2-Davacının hak kazandığı ve kullanmadığı yıllık izin süresinin belirlenmesi noktasında uyuşmazlık bulunmaktadır.
Somut uyuşmazlıkta davacı, işyerinde yürürlükte bulunan toplu iş sözleşmesine göre yıllık ücretli izin süresinin 30 gün olduğunu ileri sürerek, kullandırılmayan sözleşmenin feshinde ödenmeyen 90 günlük izin ücretinin hüküm altına alınmasını talep etmiş, mahkemece davacının işyerinde aralıklı çalışarak toplam 6 yıl 4 ay 14 gün çalışma süresine göre 4.484,57 TL yıllık izin ücreti alacağının bulunduğu kanaatine varılmıştır. Ne var ki, dosya kapsamında davacının yararlandığı iddia edilen toplu iş sözleşmesi bulunmadığı gibi, davacının toplu iş sözleşmesinden yararlanma şartlarını taşıdığına ilişkin bilgi veya belgelere de rastlanmamıştır.
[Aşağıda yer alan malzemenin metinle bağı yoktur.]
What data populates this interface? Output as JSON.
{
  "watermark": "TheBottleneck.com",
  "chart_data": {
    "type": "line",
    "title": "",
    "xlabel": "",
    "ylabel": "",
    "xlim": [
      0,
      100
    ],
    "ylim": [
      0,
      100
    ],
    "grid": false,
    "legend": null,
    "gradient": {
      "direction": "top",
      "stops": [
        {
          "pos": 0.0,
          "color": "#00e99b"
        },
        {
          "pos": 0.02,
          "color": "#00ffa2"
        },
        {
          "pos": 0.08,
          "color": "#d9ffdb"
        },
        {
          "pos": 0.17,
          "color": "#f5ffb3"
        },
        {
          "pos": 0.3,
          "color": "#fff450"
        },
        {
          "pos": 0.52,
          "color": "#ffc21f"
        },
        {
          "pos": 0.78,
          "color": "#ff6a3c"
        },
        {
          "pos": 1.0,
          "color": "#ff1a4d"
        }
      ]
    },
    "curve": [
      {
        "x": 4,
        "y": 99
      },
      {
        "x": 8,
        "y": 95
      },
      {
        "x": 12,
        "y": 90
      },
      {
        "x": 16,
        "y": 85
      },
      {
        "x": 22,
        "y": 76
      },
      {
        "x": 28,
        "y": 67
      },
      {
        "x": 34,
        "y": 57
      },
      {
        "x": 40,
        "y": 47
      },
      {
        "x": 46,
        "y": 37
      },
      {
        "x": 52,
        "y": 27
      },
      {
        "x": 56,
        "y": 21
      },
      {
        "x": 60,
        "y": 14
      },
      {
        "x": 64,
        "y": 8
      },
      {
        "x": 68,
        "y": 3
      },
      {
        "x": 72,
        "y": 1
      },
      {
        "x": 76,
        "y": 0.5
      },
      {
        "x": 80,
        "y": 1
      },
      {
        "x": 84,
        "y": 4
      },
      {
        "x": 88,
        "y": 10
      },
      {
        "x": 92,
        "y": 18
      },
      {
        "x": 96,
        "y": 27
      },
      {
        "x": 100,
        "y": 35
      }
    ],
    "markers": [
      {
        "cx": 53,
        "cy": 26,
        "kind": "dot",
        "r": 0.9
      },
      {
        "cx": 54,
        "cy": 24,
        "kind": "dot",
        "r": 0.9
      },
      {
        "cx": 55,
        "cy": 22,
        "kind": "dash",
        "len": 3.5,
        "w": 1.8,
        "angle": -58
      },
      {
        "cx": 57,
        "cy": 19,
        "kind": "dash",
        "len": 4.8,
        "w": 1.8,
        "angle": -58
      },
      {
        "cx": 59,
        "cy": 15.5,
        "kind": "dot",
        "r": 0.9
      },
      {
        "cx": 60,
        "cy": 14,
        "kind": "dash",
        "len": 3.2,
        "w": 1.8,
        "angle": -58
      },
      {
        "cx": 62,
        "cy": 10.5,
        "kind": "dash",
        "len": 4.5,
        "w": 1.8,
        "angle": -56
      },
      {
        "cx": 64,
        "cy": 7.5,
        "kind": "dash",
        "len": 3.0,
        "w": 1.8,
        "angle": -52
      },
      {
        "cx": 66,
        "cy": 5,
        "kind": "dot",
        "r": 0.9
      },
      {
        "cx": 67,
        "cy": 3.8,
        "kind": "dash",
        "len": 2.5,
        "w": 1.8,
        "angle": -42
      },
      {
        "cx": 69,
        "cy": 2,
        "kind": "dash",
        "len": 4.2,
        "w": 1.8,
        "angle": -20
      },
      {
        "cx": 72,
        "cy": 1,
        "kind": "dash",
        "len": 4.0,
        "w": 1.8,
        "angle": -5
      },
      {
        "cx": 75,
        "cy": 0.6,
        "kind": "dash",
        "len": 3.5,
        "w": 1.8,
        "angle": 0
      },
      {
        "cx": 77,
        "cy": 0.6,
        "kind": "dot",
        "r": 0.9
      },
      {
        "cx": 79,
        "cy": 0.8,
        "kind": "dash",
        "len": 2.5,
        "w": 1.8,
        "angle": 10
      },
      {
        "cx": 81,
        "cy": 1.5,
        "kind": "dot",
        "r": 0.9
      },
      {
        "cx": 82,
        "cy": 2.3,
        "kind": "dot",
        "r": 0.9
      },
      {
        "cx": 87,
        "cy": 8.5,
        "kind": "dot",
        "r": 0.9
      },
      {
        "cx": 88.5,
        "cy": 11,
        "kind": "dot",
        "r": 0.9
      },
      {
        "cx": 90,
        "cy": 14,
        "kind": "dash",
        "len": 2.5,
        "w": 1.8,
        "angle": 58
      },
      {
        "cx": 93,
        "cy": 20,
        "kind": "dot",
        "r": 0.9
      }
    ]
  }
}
Mahkemece davacının aralıklı çalıştığı kabul edilerek, toplam çalışma süresi üzerinden hak kazanılan yıllık izinlerin tespiti suretiyle sonuca gidilmesi yerinde ise de, davacının tüm çalışma döneminde toplu iş sözleşmesinden yararlanıp yararlanmadığı açıklığa kavuşturulmadan yıllık otuz gün izne hak kazandığının kabulü isabetli olmamıştır. Bu itibarla, varsa tüm çalışma dönemine ilişkin toplu iş sözleşmeleri ile sendika kayıt fişi vb gibi belgeler getirtilmek suretiyle, davacının hak kazandığı yıllık izin süresinin belirlenmesi gerekmektedir. Mahkemece bu yönler gözetilmeksizin eksik inceleme ile karar verilmesi bozmayı gerektirmiştir.
Ayrıca mahkemece, 02/04/2015 tarihli bilirkişi raporuna itibar edilerek sonuca gidilmiştir. Ancak anılan raporda, davacının 6 tam yıl için 210 gün izin hakkı bulunduğuna yönelik hesaplama yapılması hatalı olmuştur. Dosya kapsamında davacının yıllık izin kullandığına dair izin formu bulunmakta olup, bu izin formunun dikkate alınmaması da ayrı bir hatalı yöndür. Kaldı ki, davacı dava dilekçesinde kullandırılmayan ve sözleşmenin feshinde karşılığı ödenmeyen 90 günlük izin ücretinin tahsili için işbu davayı açmak zorunda kaldığını bildirmiş olup, her halukarda davacının talebin aşılması yerinde değildir.
Açıklanan maddi ve hukuki olgular ışığında davacının toplu iş sözleşmesinden yararlandığı süre ve hak kazandığı yıllık izin süresi doğru şekilde tespit edildikten sonra, davacının dava dilekçesindeki talebi ile bağlı kalınarak yıllık izin ücreti konusunda bir sonuca varılması gerekirken, eksik inceleme ve hatalı hukuki değerlendirme ile yazılı şekilde karar verilmesi bozmayı gerektirmiştir.
Sonuç: Temyiz olunan hükmün yukarıda açıklanan sebeplerden BOZULMASINA, peşin alınan temyiz harcının istek halinde ilgiliye iadesine, 02.10.2018 tarihinde oybirliği ile karar verildi.